Пели и потом, когда Антон приезжал на каникулы. Теперь ему из «Хасбулата» нравился уже другой куплет: «И скользила рука по груди молодой». А в некрасовских «Двенадцати разбойниках» — про режим Кудеяра: «Днём с полюбовницей тешился, ночью набеги творил». А ещё через много лет — до дрожи — строки оттуда же в шаляпинском исполнении: «Вдруг у разбойника лютого — совесть! — Господь пробудил».
Пока читали, разговаривали и пели, пеклась картошка — ужин: продукции всего разветвлённого натурального хозяйства не хватало на дюжину едоков, из которых только родители имели нормальные хлебные карточки, а остальные — иждивенческие или вообще никаких. Дед откладывал скрипку, открывал заслонку, шуровал кочергою, скатывал печёные картофелины в облупленную бело-голубую эмалированную миску. В самый первый картофельный ужин дед сложил их в большое деревянное блюдо, стоявшее обычно за русской печью. Но бабка пришла в ужас:
— Это ж блюдо для репы!
Репы не предвиделось, но дед не спорил никогда; печёный картофель стал подаваться в миске. Он ставил её посреди стола и говорил:
— Ребята, мимоскаль за нами!
Замечательное слово «мимоскаль» означало: налетай. Только много позже Антона осенило, что дед говорил: «Ребята, не Москва ль за нами!» Клич нравиться перестал.

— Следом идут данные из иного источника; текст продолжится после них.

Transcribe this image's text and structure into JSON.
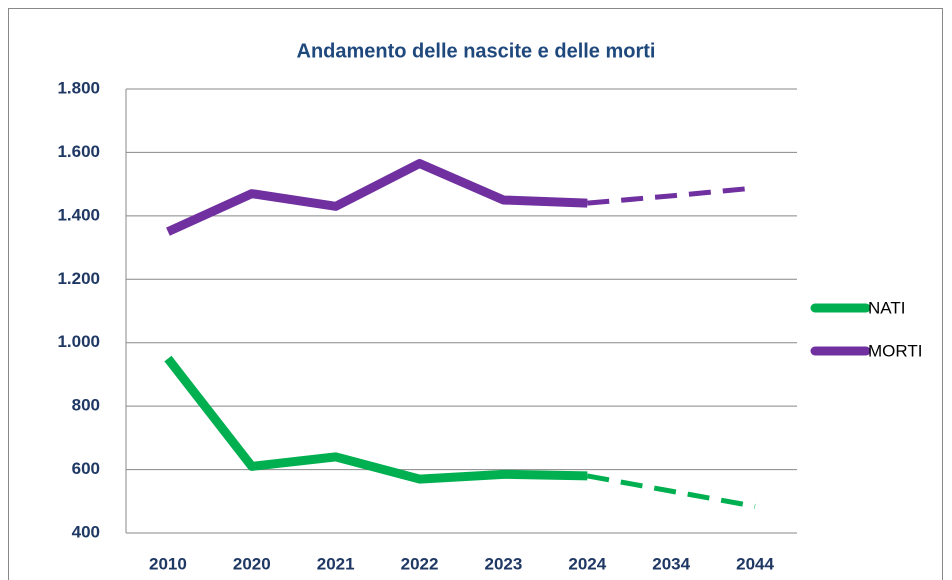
{
  "chart_data": {
    "type": "line",
    "title": "Andamento delle nascite e delle morti",
    "categories": [
      "2010",
      "2020",
      "2021",
      "2022",
      "2023",
      "2024",
      "2034",
      "2044"
    ],
    "series": [
      {
        "name": "NATI",
        "color": "#00b050",
        "values": [
          950,
          610,
          640,
          570,
          585,
          580,
          532,
          484
        ]
      },
      {
        "name": "MORTI",
        "color": "#7030a0",
        "values": [
          1350,
          1470,
          1430,
          1565,
          1450,
          1440,
          1463,
          1488
        ]
      }
    ],
    "dashed_from": 5,
    "ylim": [
      400,
      1800
    ],
    "yticks": [
      400,
      600,
      800,
      {
        "value": 1000,
        "label": "1.000"
      },
      {
        "value": 1200,
        "label": "1.200"
      },
      {
        "value": 1400,
        "label": "1.400"
      },
      {
        "value": 1600,
        "label": "1.600"
      },
      {
        "value": 1800,
        "label": "1.800"
      }
    ],
    "grid": true,
    "legend": "right"
  }
}
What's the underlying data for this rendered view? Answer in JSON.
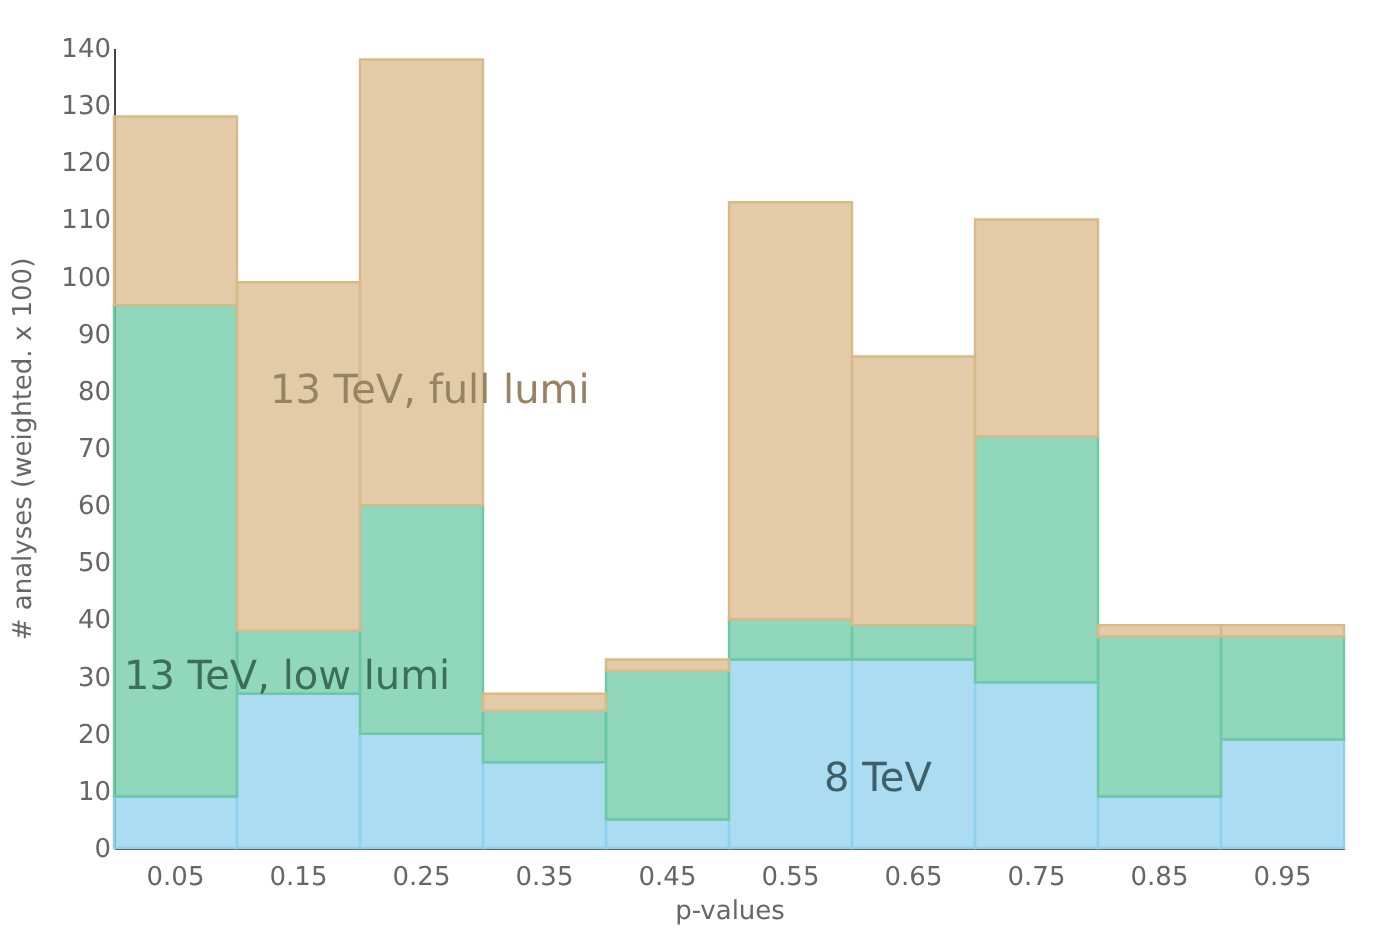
{
  "chart_data": {
    "type": "bar",
    "stacked": true,
    "xlabel": "p-values",
    "ylabel": "# analyses (weighted. x 100)",
    "categories": [
      "0.05",
      "0.15",
      "0.25",
      "0.35",
      "0.45",
      "0.55",
      "0.65",
      "0.75",
      "0.85",
      "0.95"
    ],
    "series": [
      {
        "name": "8 TeV",
        "color": "#8fd0ec",
        "values": [
          9,
          27,
          20,
          15,
          5,
          33,
          33,
          29,
          9,
          19
        ]
      },
      {
        "name": "13 TeV, low lumi",
        "color": "#6cc9a5",
        "values": [
          86,
          11,
          40,
          9,
          26,
          7,
          6,
          43,
          28,
          18
        ]
      },
      {
        "name": "13 TeV, full lumi",
        "color": "#d9b98a",
        "values": [
          33,
          61,
          78,
          3,
          2,
          73,
          47,
          38,
          2,
          2
        ]
      }
    ],
    "ylim": [
      0,
      140
    ],
    "yticks": [
      0,
      10,
      20,
      30,
      40,
      50,
      60,
      70,
      80,
      90,
      100,
      110,
      120,
      130,
      140
    ],
    "grid": false
  }
}
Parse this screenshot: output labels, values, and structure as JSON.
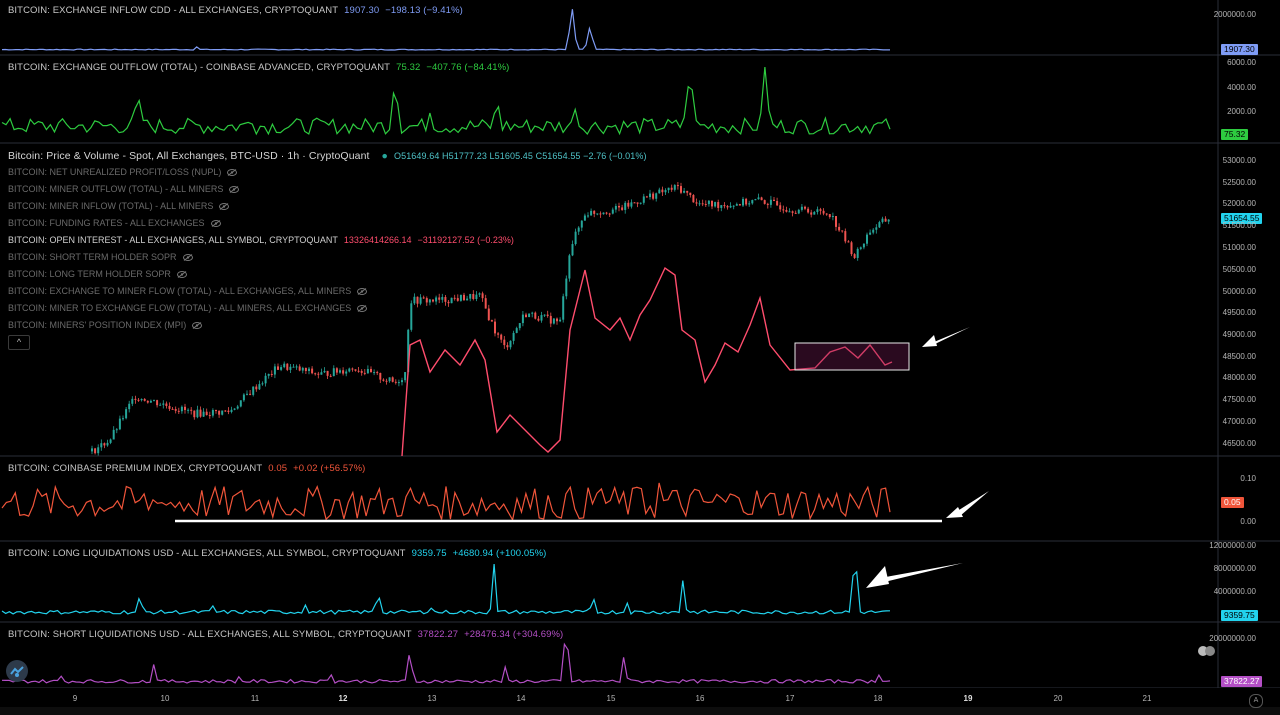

Перед общей делёжкой, не раз замечал Антон, дед несколько картошек откладывал в карман своей толстовки. Он вообще себя не забывал, и когда они с Антоном завтракали вдвоём, обосновывал: «Тебе семь лет, а мне шестьдесят семь! Во сколько раз я тебя старше? Во столько раз мне и надо больше». Антон чувствовал, что тут что-то не так, но логически опровергнуть это не мог. Бабка деда не забывала тоже, всегда ему накладывала больше и лучшие куски. «Так привыкла, — оправдывала её мама, — кормилец! Случись чего с ним — она с семерыми детьми, в ту войну, в гражданскую, в голод, что стала бы делать?» После обеда дед спал — ровно час, больше — нельзя, русская обломовщина.